EY typically invested about $1.8 billion-$2 billion (€1.5 billion-€1.69 billion) a year in its business after paying its partners and staff, he added. The roughly $1.3 billion (€1.1 billion) of fresh annual investment would come out of profit following a “very good year. . . around the world from a growth perspective”.

Remote working

The group said it had also made significant cost savings as the shift to remote working during the pandemic had reduced travel and hotel expenses.

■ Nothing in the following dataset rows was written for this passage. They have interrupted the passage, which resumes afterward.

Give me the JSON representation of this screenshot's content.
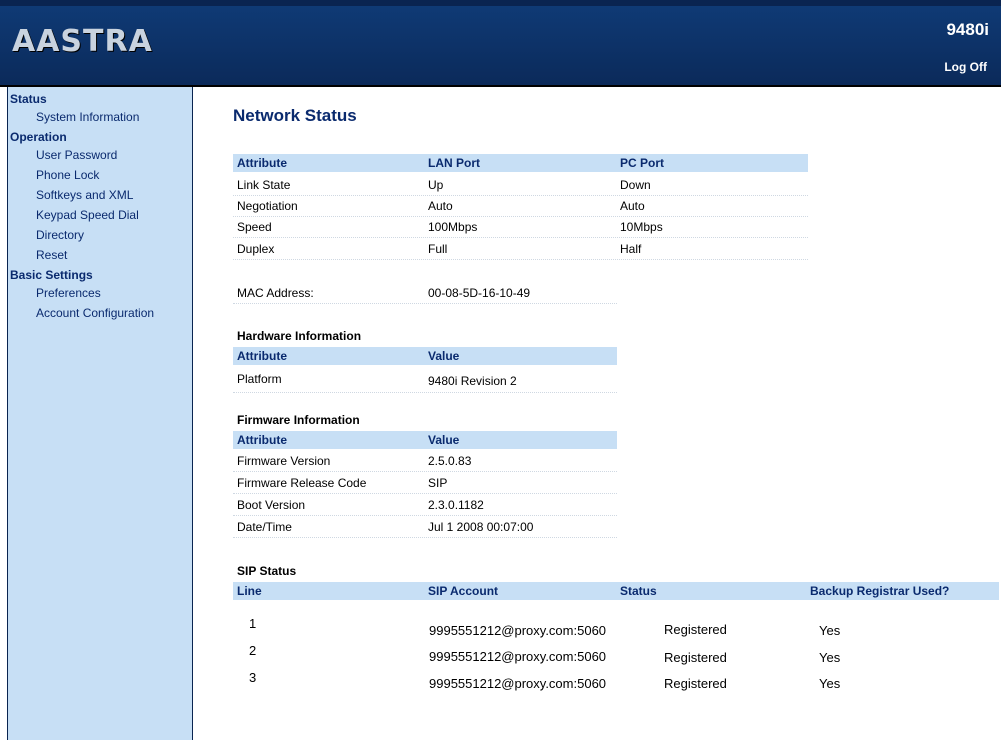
{
  "header": {
    "logo_text": "AASTRA",
    "model": "9480i",
    "logoff_label": "Log Off"
  },
  "sidebar": {
    "groups": [
      {
        "label": "Status",
        "items": [
          "System Information"
        ]
      },
      {
        "label": "Operation",
        "items": [
          "User Password",
          "Phone Lock",
          "Softkeys and XML",
          "Keypad Speed Dial",
          "Directory",
          "Reset"
        ]
      },
      {
        "label": "Basic Settings",
        "items": [
          "Preferences",
          "Account Configuration"
        ]
      }
    ]
  },
  "main": {
    "title": "Network Status",
    "network": {
      "headers": [
        "Attribute",
        "LAN Port",
        "PC Port"
      ],
      "rows": [
        [
          "Link State",
          "Up",
          "Down"
        ],
        [
          "Negotiation",
          "Auto",
          "Auto"
        ],
        [
          "Speed",
          "100Mbps",
          "10Mbps"
        ],
        [
          "Duplex",
          "Full",
          "Half"
        ]
      ]
    },
    "mac": {
      "label": "MAC Address:",
      "value": "00-08-5D-16-10-49"
    },
    "hardware": {
      "title": "Hardware Information",
      "headers": [
        "Attribute",
        "Value"
      ],
      "rows": [
        [
          "Platform",
          "9480i Revision 2"
        ]
      ]
    },
    "firmware": {
      "title": "Firmware Information",
      "headers": [
        "Attribute",
        "Value"
      ],
      "rows": [
        [
          "Firmware Version",
          "2.5.0.83"
        ],
        [
          "Firmware Release Code",
          "SIP"
        ],
        [
          "Boot Version",
          "2.3.0.1182"
        ],
        [
          "Date/Time",
          "Jul 1 2008 00:07:00"
        ]
      ]
    },
    "sip": {
      "title": "SIP Status",
      "headers": [
        "Line",
        "SIP Account",
        "Status",
        "Backup Registrar Used?"
      ],
      "rows": [
        [
          "1",
          "9995551212@proxy.com:5060",
          "Registered",
          "Yes"
        ],
        [
          "2",
          "9995551212@proxy.com:5060",
          "Registered",
          "Yes"
        ],
        [
          "3",
          "9995551212@proxy.com:5060",
          "Registered",
          "Yes"
        ]
      ]
    }
  }
}
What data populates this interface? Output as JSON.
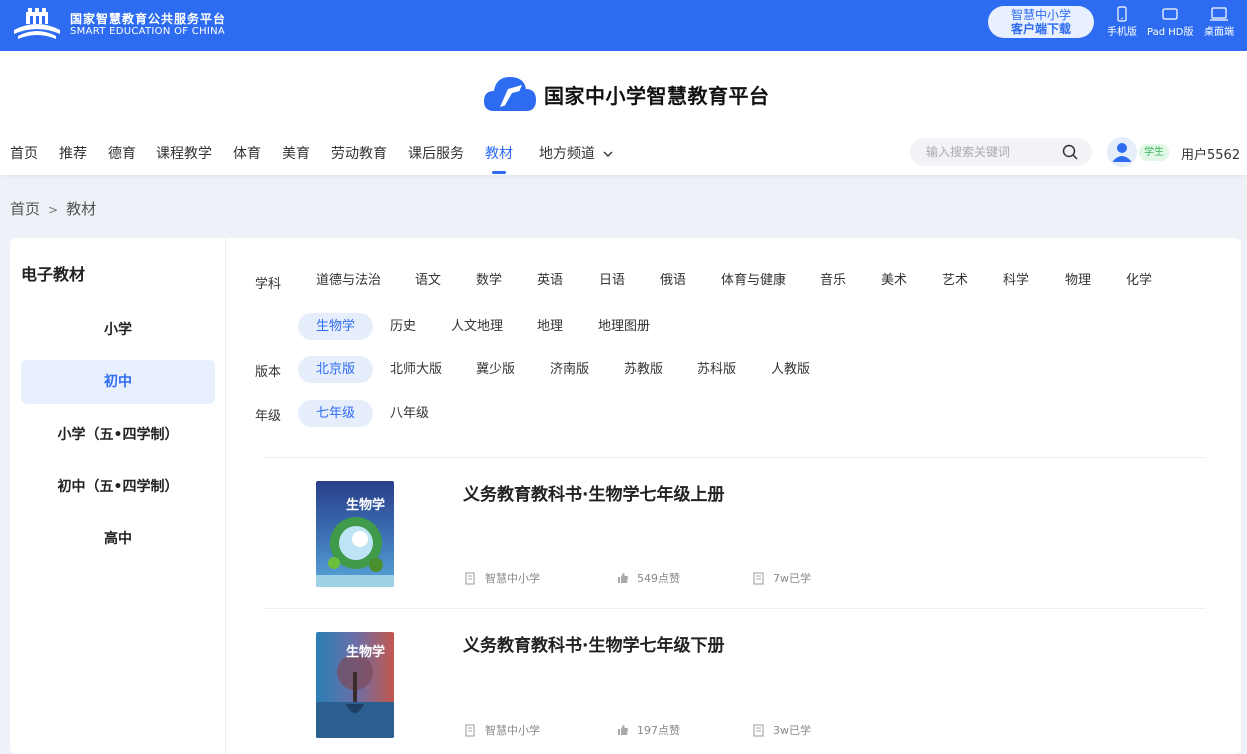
{
  "topbar": {
    "name_cn": "国家智慧教育公共服务平台",
    "name_en": "SMART EDUCATION OF CHINA",
    "download_line1": "智慧中小学",
    "download_line2": "客户端下载",
    "devices": [
      {
        "label": "手机版",
        "icon": "phone-icon"
      },
      {
        "label": "Pad HD版",
        "icon": "tablet-icon"
      },
      {
        "label": "桌面端",
        "icon": "desktop-icon"
      }
    ]
  },
  "brand": {
    "title": "国家中小学智慧教育平台"
  },
  "nav": {
    "items": [
      "首页",
      "推荐",
      "德育",
      "课程教学",
      "体育",
      "美育",
      "劳动教育",
      "课后服务",
      "教材",
      "地方频道"
    ],
    "active": "教材"
  },
  "search": {
    "placeholder": "输入搜索关键词"
  },
  "user": {
    "role": "学生",
    "name": "用户5562"
  },
  "breadcrumb": {
    "home": "首页",
    "sep": ">",
    "current": "教材"
  },
  "sidebar": {
    "title": "电子教材",
    "items": [
      "小学",
      "初中",
      "小学（五•四学制）",
      "初中（五•四学制）",
      "高中"
    ],
    "active": "初中"
  },
  "filters": {
    "subject_label": "学科",
    "subjects_row1": [
      "道德与法治",
      "语文",
      "数学",
      "英语",
      "日语",
      "俄语",
      "体育与健康",
      "音乐",
      "美术",
      "艺术",
      "科学",
      "物理",
      "化学"
    ],
    "subjects_row2": [
      "生物学",
      "历史",
      "人文地理",
      "地理",
      "地理图册"
    ],
    "subject_selected": "生物学",
    "edition_label": "版本",
    "editions": [
      "北京版",
      "北师大版",
      "冀少版",
      "济南版",
      "苏教版",
      "苏科版",
      "人教版"
    ],
    "edition_selected": "北京版",
    "grade_label": "年级",
    "grades": [
      "七年级",
      "八年级"
    ],
    "grade_selected": "七年级"
  },
  "books": [
    {
      "title": "义务教育教科书·生物学七年级上册",
      "publisher": "智慧中小学",
      "likes": "549点赞",
      "learned": "7w已学",
      "cover_text": "生物学"
    },
    {
      "title": "义务教育教科书·生物学七年级下册",
      "publisher": "智慧中小学",
      "likes": "197点赞",
      "learned": "3w已学",
      "cover_text": "生物学"
    }
  ],
  "colors": {
    "primary": "#2d6cf0",
    "active_bg": "#e6edfb",
    "badge_green": "#3bb55b"
  }
}
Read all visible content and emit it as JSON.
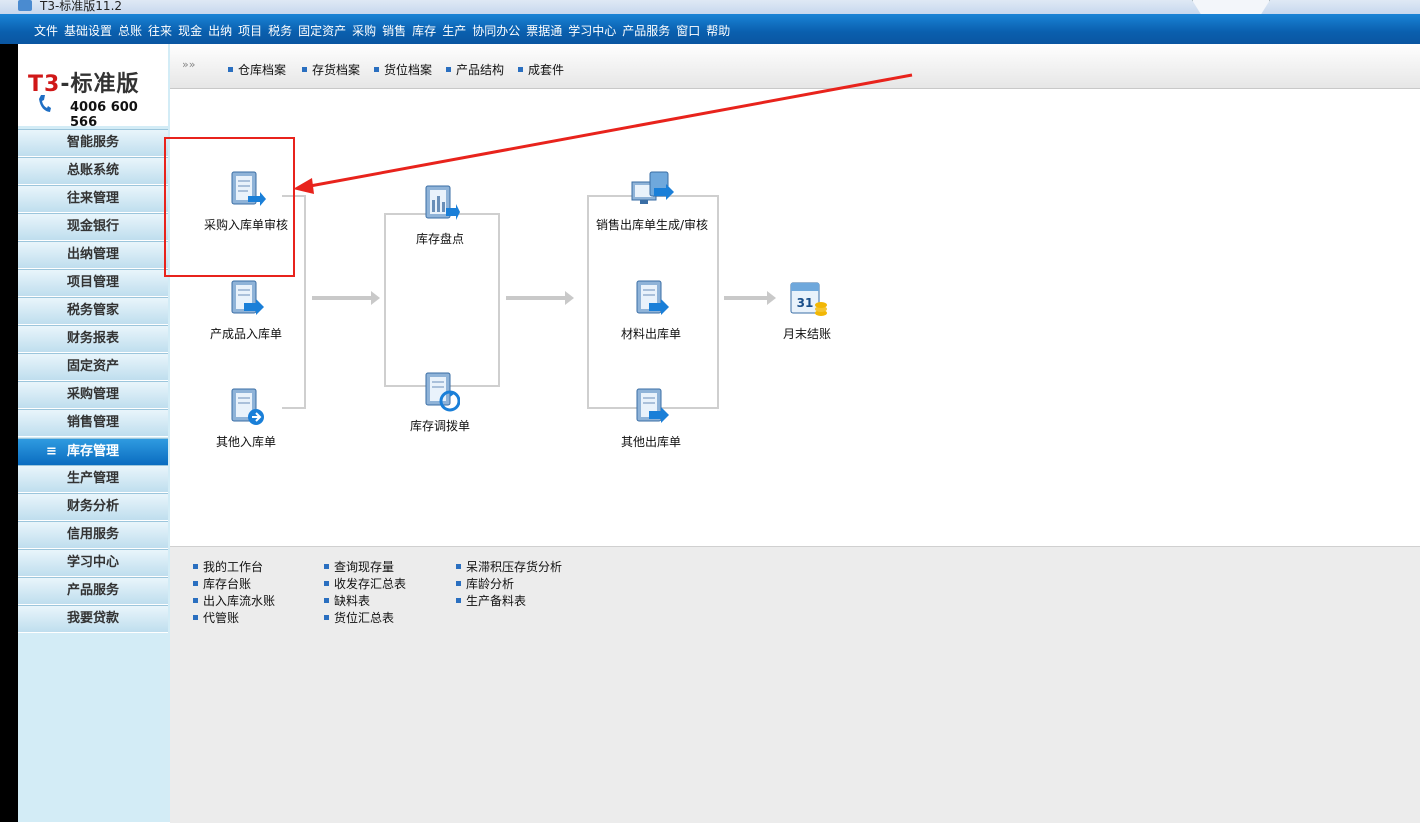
{
  "window": {
    "title": "T3-标准版11.2"
  },
  "menu": [
    "文件",
    "基础设置",
    "总账",
    "往来",
    "现金",
    "出纳",
    "项目",
    "税务",
    "固定资产",
    "采购",
    "销售",
    "库存",
    "生产",
    "协同办公",
    "票据通",
    "学习中心",
    "产品服务",
    "窗口",
    "帮助"
  ],
  "logo": {
    "brand_prefix": "T3",
    "brand_rest": "-标准版",
    "phone": "4006 600 566"
  },
  "sidebar": {
    "items": [
      "智能服务",
      "总账系统",
      "往来管理",
      "现金银行",
      "出纳管理",
      "项目管理",
      "税务管家",
      "财务报表",
      "固定资产",
      "采购管理",
      "销售管理",
      "库存管理",
      "生产管理",
      "财务分析",
      "信用服务",
      "学习中心",
      "产品服务",
      "我要贷款"
    ],
    "active": "库存管理",
    "active_marker": "≡"
  },
  "toolbar": {
    "arrows": "»»",
    "items": [
      "仓库档案",
      "存货档案",
      "货位档案",
      "产品结构",
      "成套件"
    ]
  },
  "flow": {
    "col1": [
      "采购入库单审核",
      "产成品入库单",
      "其他入库单"
    ],
    "col2": [
      "库存盘点",
      "库存调拨单"
    ],
    "col3": [
      "销售出库单生成/审核",
      "材料出库单",
      "其他出库单"
    ],
    "final": "月末结账",
    "calendar_day": "31"
  },
  "reports": {
    "col1": [
      "我的工作台",
      "库存台账",
      "出入库流水账",
      "代管账"
    ],
    "col2": [
      "查询现存量",
      "收发存汇总表",
      "缺料表",
      "货位汇总表"
    ],
    "col3": [
      "呆滞积压存货分析",
      "库龄分析",
      "生产备料表"
    ]
  },
  "colors": {
    "accent": "#0a5fae",
    "highlight": "#e8231c"
  }
}
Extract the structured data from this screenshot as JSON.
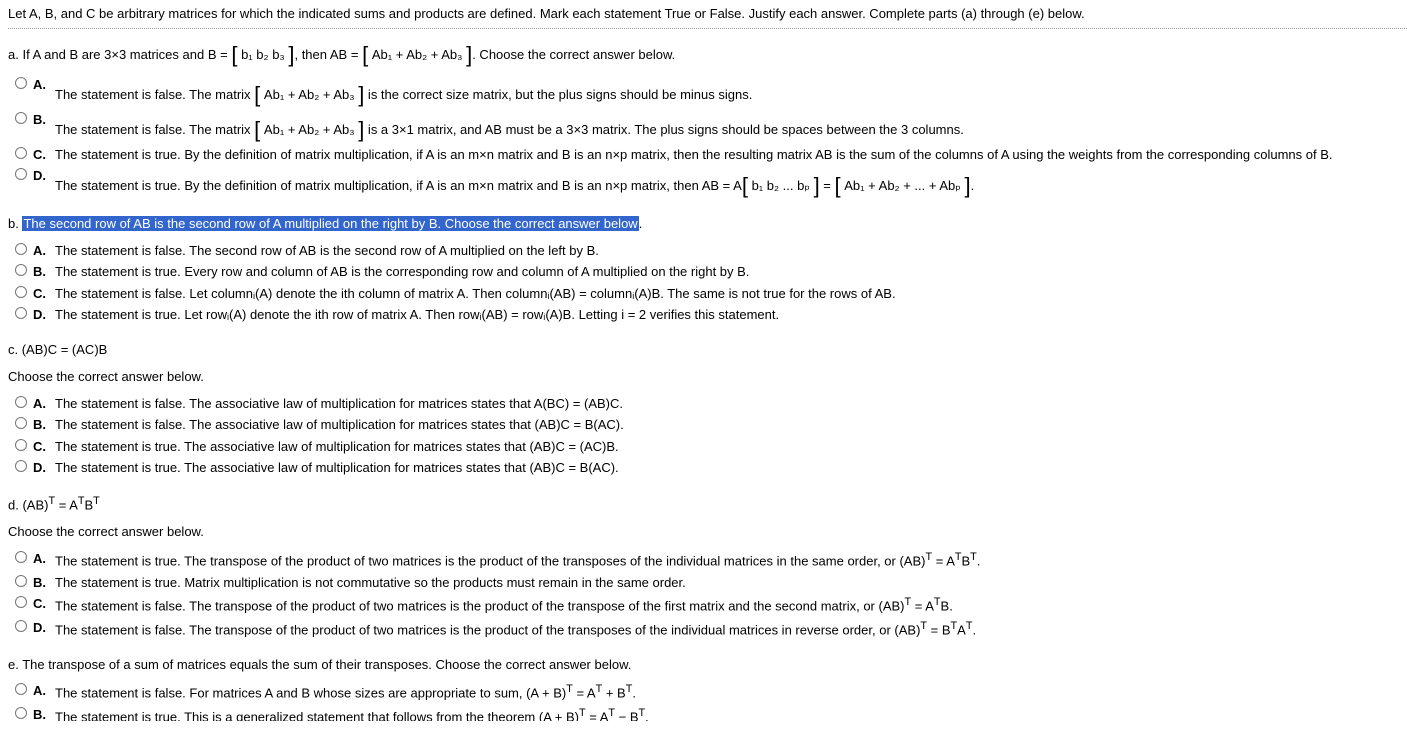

Di Sibio stressed that EY had strengthened its processes around “client acceptance and client continuance” as a result of the Wirecard scandal. The group now undertook a more rigorous investigation of current and future clients, he said, including scraping social media sites, and was investing in more training for its auditors in fraud detection. About $500 million (€423 million) a year will now be spent on staff training.

“If you [become] a client of EY we will do a lot more in terms of investigation of who you are,” said Di Sibio. “If you think about Wirecard at the end of the day the people we were dealing with were not good people.”

EY reported a 4 per cent increase in global revenue to $40 billion (€33.8 billion) for the year to the end of June 2021, following a boom in demand for its services as clients struggled to adapt to remote working and digitise their processes. A surge in dealmaking towards the end of the year also lifted revenue.

EY is not alone in facing criticism over the standard of its audits. In July the FRC said 29 per cent of the sample of 103 audits it reviewed across the industry required improvement or significant improvement.

In its last financial year EY grew its assurance division, which includes audit, by 2.5 per cent in revenue terms. Tax increased 3.9 per cent and consulting (previously known as advisory) rose 3.5 per cent.